Yoga is an ancient practice that is designed to encourage physical, mental, and spiritual harmony. Archaeologists have discovered depictions of individuals in yogic poses in drawings dated to 3000 B.C., which means that yoga has at least a 5,000-year history.
Through the millenia, various disciplines have evolved. Today, some yoga practitioners focus almost entirely on the physical challenges and benefits, while others practice yoga in pursuit of the mind-body-spirit balance that has been at the core of yoga since its earliest days.
As it has evolved, yoga has been influenced by several belief systems, and has incorporated principles from Hinduism, Buddhism, Christianity, and Islam and other sources.

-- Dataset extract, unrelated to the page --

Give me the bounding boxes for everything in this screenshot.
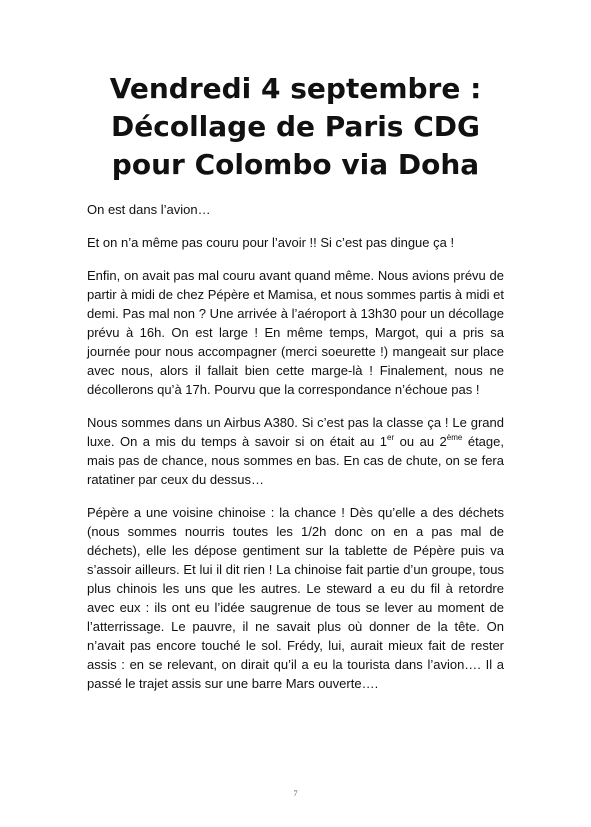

Yogic practice focuses on postures (often referred to as “asanas”), breathing patterns, and movements or gestures. While achieving these physical objectives, yoga practitioners also work to achieve a meditative state that facilitates reflection, introspection, and personal growth.
The Benefits of Yoga
The many benefits of yoga include the following:
- Increased strength, flexibility, coordination and stamina
- Improved circulation
- Respect for the body
- Impulse control through slow, controlled postures and stretches
- Stress relief by stimulating the production of endorphins
- Healthy way to cope with drug cravings and relapse triggers
- Yoga in Recovery
Yoga offers a gentle and peaceful way for recovering addicts to reconnect with their bodies. The positive physical effects of yoga are both immediate and long-term. Yogic stretches, bends, and breathing methods can bring an immediate sense of calm and focus.
Yoga helps to heal the damage of addiction by unifying the body, mind and spirit. The breathing and postures of yoga require participants to listen to their body’s cues and stay in the present moment. For individuals who have previously responded to stress, pressure, and pain by turning to drugs or other self-defeating behaviors, yoga provides a safe and natural alternative.